Justice of the Supreme Court of India
- In office 11 June 1994 – 11 June 1997

25th Chief Justice of Patna High Court
- In office 24 January 1994 – 11 June 1994
- Preceded by: Bimal Chandra Basak
- Succeeded by: Konduswami Venkataswamy

Personal details
- Born: Krishnaswami Sundara Paripoornan 12 June 1932 Trivandrum, Kerala, India
- Died: 3 February 2016 (aged 83) Kochi, Kerala, India

= K. S. Paripoornan =

Indian jurist and lawyer (1932–2016)

Krishnaswami Sundara Paripoornan (12 June 1932 – 3 February 2016) was an Indian jurist, lawyer and judge of the Supreme Court of India from 1994 to 1997, who was known for his landmark judgements regarding the devaswom boards in Kerala.
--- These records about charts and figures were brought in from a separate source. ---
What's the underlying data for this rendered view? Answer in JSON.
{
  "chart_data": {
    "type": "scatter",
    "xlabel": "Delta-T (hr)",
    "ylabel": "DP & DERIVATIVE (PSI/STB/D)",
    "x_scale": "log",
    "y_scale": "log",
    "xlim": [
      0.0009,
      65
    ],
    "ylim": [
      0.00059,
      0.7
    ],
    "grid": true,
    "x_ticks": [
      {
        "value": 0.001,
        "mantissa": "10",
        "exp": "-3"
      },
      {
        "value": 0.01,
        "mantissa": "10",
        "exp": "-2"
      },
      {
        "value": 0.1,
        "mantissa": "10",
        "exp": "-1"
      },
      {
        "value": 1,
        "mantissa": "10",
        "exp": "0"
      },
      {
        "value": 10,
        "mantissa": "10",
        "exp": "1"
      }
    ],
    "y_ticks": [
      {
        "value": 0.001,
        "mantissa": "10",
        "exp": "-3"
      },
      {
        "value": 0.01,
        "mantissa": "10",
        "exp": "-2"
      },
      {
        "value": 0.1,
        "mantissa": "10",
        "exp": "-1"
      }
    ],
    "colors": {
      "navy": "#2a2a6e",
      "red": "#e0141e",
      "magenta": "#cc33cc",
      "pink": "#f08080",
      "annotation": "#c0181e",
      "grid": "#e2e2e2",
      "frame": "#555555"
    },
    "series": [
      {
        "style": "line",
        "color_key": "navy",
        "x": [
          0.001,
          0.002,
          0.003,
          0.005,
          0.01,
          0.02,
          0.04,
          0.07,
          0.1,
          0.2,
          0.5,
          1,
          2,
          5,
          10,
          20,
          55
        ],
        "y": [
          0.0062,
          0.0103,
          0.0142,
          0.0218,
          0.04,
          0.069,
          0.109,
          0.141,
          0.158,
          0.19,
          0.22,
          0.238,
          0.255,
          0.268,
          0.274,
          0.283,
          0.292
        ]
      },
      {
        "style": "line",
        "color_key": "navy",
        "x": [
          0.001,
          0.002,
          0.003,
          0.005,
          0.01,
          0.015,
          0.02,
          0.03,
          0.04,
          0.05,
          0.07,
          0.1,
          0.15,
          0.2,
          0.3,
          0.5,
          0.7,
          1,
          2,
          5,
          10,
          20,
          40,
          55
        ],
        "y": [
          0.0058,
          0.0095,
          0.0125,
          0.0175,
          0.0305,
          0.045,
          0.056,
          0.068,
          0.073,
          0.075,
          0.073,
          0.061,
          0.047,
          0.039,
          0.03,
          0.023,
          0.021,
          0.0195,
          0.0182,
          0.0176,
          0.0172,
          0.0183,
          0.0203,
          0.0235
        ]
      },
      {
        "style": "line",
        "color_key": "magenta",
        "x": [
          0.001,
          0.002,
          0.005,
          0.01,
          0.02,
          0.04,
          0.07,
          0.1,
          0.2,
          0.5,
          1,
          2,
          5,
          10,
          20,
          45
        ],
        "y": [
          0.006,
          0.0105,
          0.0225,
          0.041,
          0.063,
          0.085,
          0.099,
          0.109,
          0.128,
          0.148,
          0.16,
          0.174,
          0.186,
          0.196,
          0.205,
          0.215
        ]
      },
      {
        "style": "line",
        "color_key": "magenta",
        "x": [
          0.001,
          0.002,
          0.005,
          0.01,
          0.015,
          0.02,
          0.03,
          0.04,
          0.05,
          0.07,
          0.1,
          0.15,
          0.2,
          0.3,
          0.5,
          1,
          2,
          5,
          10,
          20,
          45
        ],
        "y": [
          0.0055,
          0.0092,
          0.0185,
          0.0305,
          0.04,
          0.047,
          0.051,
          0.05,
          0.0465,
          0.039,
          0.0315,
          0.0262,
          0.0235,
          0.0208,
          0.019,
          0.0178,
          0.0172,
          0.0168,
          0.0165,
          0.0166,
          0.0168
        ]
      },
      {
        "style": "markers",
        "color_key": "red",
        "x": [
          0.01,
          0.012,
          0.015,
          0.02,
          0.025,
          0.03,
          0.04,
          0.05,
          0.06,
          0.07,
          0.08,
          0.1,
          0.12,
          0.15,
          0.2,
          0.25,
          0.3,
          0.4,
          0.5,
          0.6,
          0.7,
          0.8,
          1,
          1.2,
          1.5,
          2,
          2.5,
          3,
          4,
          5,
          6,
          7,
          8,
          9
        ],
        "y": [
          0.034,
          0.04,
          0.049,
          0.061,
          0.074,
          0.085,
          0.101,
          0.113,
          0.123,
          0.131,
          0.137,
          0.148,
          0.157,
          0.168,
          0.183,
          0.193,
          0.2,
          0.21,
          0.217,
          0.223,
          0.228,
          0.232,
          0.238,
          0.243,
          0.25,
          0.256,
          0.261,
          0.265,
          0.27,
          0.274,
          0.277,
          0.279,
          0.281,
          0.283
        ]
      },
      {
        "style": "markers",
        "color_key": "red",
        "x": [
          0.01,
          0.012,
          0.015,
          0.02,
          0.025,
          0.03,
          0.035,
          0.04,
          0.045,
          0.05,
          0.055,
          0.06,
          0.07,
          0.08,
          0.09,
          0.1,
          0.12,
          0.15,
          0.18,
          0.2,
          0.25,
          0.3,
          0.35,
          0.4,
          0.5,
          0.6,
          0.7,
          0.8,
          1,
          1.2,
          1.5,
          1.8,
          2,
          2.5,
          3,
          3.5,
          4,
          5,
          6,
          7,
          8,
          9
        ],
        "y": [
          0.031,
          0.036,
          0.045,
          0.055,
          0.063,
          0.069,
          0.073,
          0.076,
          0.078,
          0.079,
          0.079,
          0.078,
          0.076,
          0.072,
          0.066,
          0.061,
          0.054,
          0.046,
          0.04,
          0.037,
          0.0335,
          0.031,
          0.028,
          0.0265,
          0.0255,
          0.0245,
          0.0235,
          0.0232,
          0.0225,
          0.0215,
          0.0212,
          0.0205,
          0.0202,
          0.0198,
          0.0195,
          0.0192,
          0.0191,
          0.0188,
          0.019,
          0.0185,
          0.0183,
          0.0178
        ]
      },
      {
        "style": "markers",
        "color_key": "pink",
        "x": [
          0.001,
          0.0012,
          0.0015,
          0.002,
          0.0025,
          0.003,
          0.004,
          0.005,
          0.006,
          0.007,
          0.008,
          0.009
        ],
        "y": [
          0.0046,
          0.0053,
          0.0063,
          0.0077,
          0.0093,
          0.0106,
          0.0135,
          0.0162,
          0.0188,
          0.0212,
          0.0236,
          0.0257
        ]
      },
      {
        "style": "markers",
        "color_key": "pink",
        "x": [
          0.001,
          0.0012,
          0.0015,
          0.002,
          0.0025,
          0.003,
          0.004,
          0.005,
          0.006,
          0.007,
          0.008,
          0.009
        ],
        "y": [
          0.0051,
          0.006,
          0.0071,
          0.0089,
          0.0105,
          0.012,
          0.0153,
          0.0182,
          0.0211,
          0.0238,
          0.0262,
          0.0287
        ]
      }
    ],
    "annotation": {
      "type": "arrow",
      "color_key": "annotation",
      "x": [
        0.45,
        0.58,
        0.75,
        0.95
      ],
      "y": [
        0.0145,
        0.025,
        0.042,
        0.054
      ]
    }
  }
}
Paripoornan was born in 1932 in Trivandrum in the state of Kerala. His father, Krishnaswami Ayyangar, was also a renowned lawyer. Paripoornan graduated with a law degree from Madras Law College, and working in his father's practice, enrolled as an advocate in the High Court of Travancore-Cochin in June 1956. The court became Kerala High Court later that year, and Paripoornan practiced there specialising in civil, taxation and general matters. From 1966 to 1980, he worked as a government counsel at the Kerala High Court.

On 1 January 1994, Paripoornan was announced as Chief Justice of the Patna High Court, and commenced the role on 24 January. Just under five months later on 11 June 1994, he was elevated to a Justice of the Supreme Court of India where he remained until his retirement three years later in June 1997.

In 2007, Justice Paripoornan was appointed head of a special commission looking into the revenue arrangements of the devaswom boards in Kerala, following allegations of corruption and malpractice in the Travancore Devaswom Board and its management of temples in Kerala. Paripoornan was critical of the board's political appointments and requested that the government require minimum educational and qualification standards for appointment to the administration of the temples.

Paripoornan died at the age of 83 at a private hospital in Kochi on 3 February 2016 from multiple organ failure.